Just as grass lawns regrow after they are mowed, rice fields can regrow after they are harvested. This second harvest – known as a ratoon crop – has traditionally yielded only a small fraction of the first harvest. But farmers in China are now benefitting from laboratory and field studies conducted by the Joint FAO/IAEA Division that used nuclear techniques to determine the best rice varieties and the best fertilizer regimes for increasing second harvest yields, often resulting in second harvests as large as the first – meaning the farmers who ratoon correctly are doubling their yields – and their income.

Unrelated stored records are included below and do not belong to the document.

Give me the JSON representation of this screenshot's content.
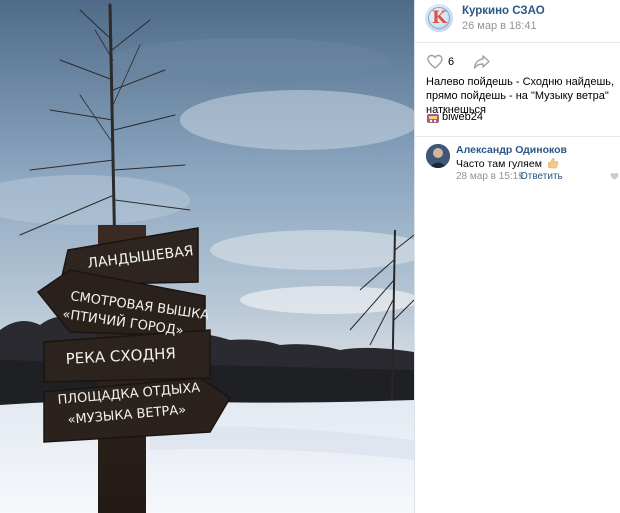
{
  "post": {
    "group_name": "Куркино СЗАО",
    "date": "26 мар в 18:41",
    "likes": "6",
    "text": "Налево пойдешь - Сходню найдешь, прямо пойдешь - на \"Музыку ветра\" наткнешься",
    "author_tag": "biweb24"
  },
  "comment": {
    "author": "Александр Одиноков",
    "text": "Часто там гуляем",
    "date": "28 мар в 15:19",
    "reply_label": "Ответить"
  },
  "photo": {
    "signs": [
      "ЛАНДЫШЕВАЯ",
      "СМОТРОВАЯ ВЫШКА",
      "«ПТИЧИЙ ГОРОД»",
      "РЕКА СХОДНЯ",
      "ПЛОЩАДКА ОТДЫХА",
      "«МУЗЫКА ВЕТРА»"
    ]
  },
  "colors": {
    "link": "#2a5885",
    "muted": "#939393",
    "divider": "#dce1e6"
  },
  "icons": {
    "like": "heart-icon",
    "share": "share-arrow-icon",
    "comment_like": "heart-icon",
    "tag_emoji": "emoji-icon",
    "comment_emoji": "thumbs-up-icon"
  }
}
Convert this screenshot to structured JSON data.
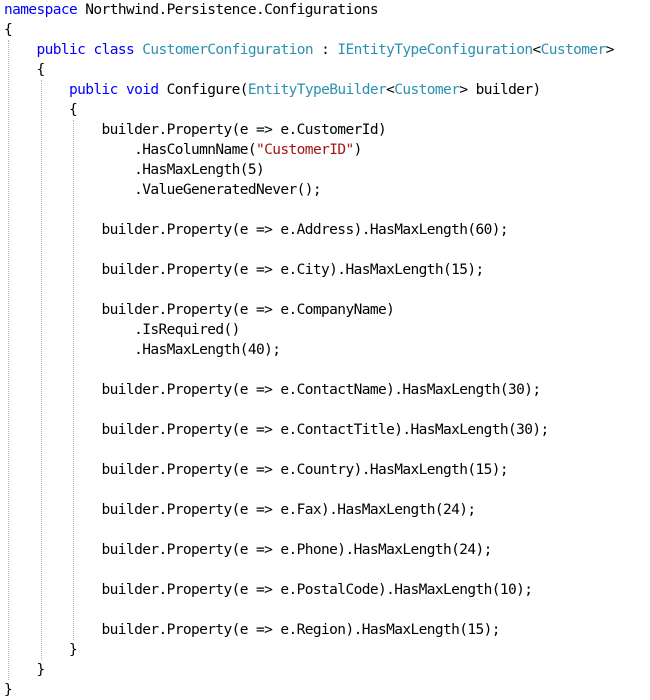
{
  "editor": {
    "colors": {
      "background": "#ffffff",
      "keyword": "#0000ff",
      "type": "#2b91af",
      "string": "#a31515",
      "plain": "#000000",
      "indent_guide": "#b4b4b4"
    },
    "lines": [
      {
        "indent": 0,
        "tokens": [
          {
            "t": "namespace",
            "k": "keyword"
          },
          {
            "t": " Northwind.Persistence.Configurations",
            "k": "plain"
          }
        ]
      },
      {
        "indent": 0,
        "tokens": [
          {
            "t": "{",
            "k": "plain"
          }
        ]
      },
      {
        "indent": 1,
        "tokens": [
          {
            "t": "public",
            "k": "keyword"
          },
          {
            "t": " ",
            "k": "plain"
          },
          {
            "t": "class",
            "k": "keyword"
          },
          {
            "t": " ",
            "k": "plain"
          },
          {
            "t": "CustomerConfiguration",
            "k": "type"
          },
          {
            "t": " : ",
            "k": "plain"
          },
          {
            "t": "IEntityTypeConfiguration",
            "k": "type"
          },
          {
            "t": "<",
            "k": "plain"
          },
          {
            "t": "Customer",
            "k": "type"
          },
          {
            "t": ">",
            "k": "plain"
          }
        ]
      },
      {
        "indent": 1,
        "tokens": [
          {
            "t": "{",
            "k": "plain"
          }
        ]
      },
      {
        "indent": 2,
        "tokens": [
          {
            "t": "public",
            "k": "keyword"
          },
          {
            "t": " ",
            "k": "plain"
          },
          {
            "t": "void",
            "k": "keyword"
          },
          {
            "t": " Configure(",
            "k": "plain"
          },
          {
            "t": "EntityTypeBuilder",
            "k": "type"
          },
          {
            "t": "<",
            "k": "plain"
          },
          {
            "t": "Customer",
            "k": "type"
          },
          {
            "t": "> builder)",
            "k": "plain"
          }
        ]
      },
      {
        "indent": 2,
        "tokens": [
          {
            "t": "{",
            "k": "plain"
          }
        ]
      },
      {
        "indent": 3,
        "tokens": [
          {
            "t": "builder.Property(e => e.CustomerId)",
            "k": "plain"
          }
        ]
      },
      {
        "indent": 4,
        "tokens": [
          {
            "t": ".HasColumnName(",
            "k": "plain"
          },
          {
            "t": "\"CustomerID\"",
            "k": "string"
          },
          {
            "t": ")",
            "k": "plain"
          }
        ]
      },
      {
        "indent": 4,
        "tokens": [
          {
            "t": ".HasMaxLength(5)",
            "k": "plain"
          }
        ]
      },
      {
        "indent": 4,
        "tokens": [
          {
            "t": ".ValueGeneratedNever();",
            "k": "plain"
          }
        ]
      },
      {
        "indent": 0,
        "tokens": []
      },
      {
        "indent": 3,
        "tokens": [
          {
            "t": "builder.Property(e => e.Address).HasMaxLength(60);",
            "k": "plain"
          }
        ]
      },
      {
        "indent": 0,
        "tokens": []
      },
      {
        "indent": 3,
        "tokens": [
          {
            "t": "builder.Property(e => e.City).HasMaxLength(15);",
            "k": "plain"
          }
        ]
      },
      {
        "indent": 0,
        "tokens": []
      },
      {
        "indent": 3,
        "tokens": [
          {
            "t": "builder.Property(e => e.CompanyName)",
            "k": "plain"
          }
        ]
      },
      {
        "indent": 4,
        "tokens": [
          {
            "t": ".IsRequired()",
            "k": "plain"
          }
        ]
      },
      {
        "indent": 4,
        "tokens": [
          {
            "t": ".HasMaxLength(40);",
            "k": "plain"
          }
        ]
      },
      {
        "indent": 0,
        "tokens": []
      },
      {
        "indent": 3,
        "tokens": [
          {
            "t": "builder.Property(e => e.ContactName).HasMaxLength(30);",
            "k": "plain"
          }
        ]
      },
      {
        "indent": 0,
        "tokens": []
      },
      {
        "indent": 3,
        "tokens": [
          {
            "t": "builder.Property(e => e.ContactTitle).HasMaxLength(30);",
            "k": "plain"
          }
        ]
      },
      {
        "indent": 0,
        "tokens": []
      },
      {
        "indent": 3,
        "tokens": [
          {
            "t": "builder.Property(e => e.Country).HasMaxLength(15);",
            "k": "plain"
          }
        ]
      },
      {
        "indent": 0,
        "tokens": []
      },
      {
        "indent": 3,
        "tokens": [
          {
            "t": "builder.Property(e => e.Fax).HasMaxLength(24);",
            "k": "plain"
          }
        ]
      },
      {
        "indent": 0,
        "tokens": []
      },
      {
        "indent": 3,
        "tokens": [
          {
            "t": "builder.Property(e => e.Phone).HasMaxLength(24);",
            "k": "plain"
          }
        ]
      },
      {
        "indent": 0,
        "tokens": []
      },
      {
        "indent": 3,
        "tokens": [
          {
            "t": "builder.Property(e => e.PostalCode).HasMaxLength(10);",
            "k": "plain"
          }
        ]
      },
      {
        "indent": 0,
        "tokens": []
      },
      {
        "indent": 3,
        "tokens": [
          {
            "t": "builder.Property(e => e.Region).HasMaxLength(15);",
            "k": "plain"
          }
        ]
      },
      {
        "indent": 2,
        "tokens": [
          {
            "t": "}",
            "k": "plain"
          }
        ]
      },
      {
        "indent": 1,
        "tokens": [
          {
            "t": "}",
            "k": "plain"
          }
        ]
      },
      {
        "indent": 0,
        "tokens": [
          {
            "t": "}",
            "k": "plain"
          }
        ]
      }
    ]
  }
}
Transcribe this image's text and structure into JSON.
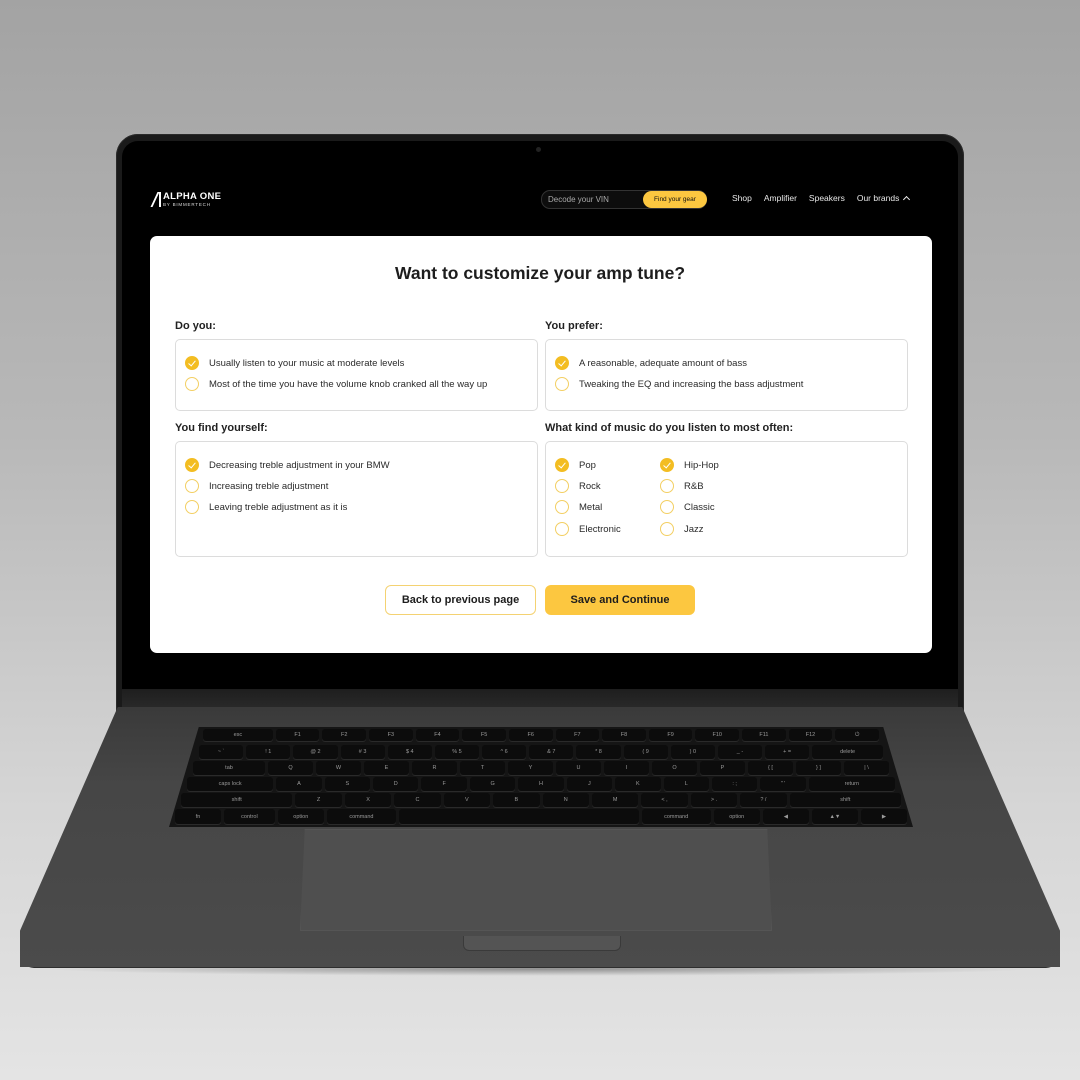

The word “ratoon” meaningfully can be traced to two Latin words: retonsus which means “to cut down” and retono which means “to thunder back”. It’s meaningful because when ratoon is used in relation to agriculture, it means both: a crop is “cut down” at harvest, but its roots are left behind and from that stubble, a second crop “thunders back”. Although, realistically, it’s only been recently – thanks to an increased focus on fertilizer management and plant breeding – that the second “ratoon” crop has returned with any kind of thunderous energy.
Not all crops can regenerate. For example, maize cannot produce a second crop, but sugarcane, sorghum, pigeon pea and, importantly, rice can. The Joint FAO/ IAEA Division began working on improving the outcome of rice ratooning – also called “stubble cropping” – in China’s Fujian Province in 2012. This included studying fertilizer and water management practices for Jiafuzhan, an early maturing rice variety developed by Chinese plant mutation breeders.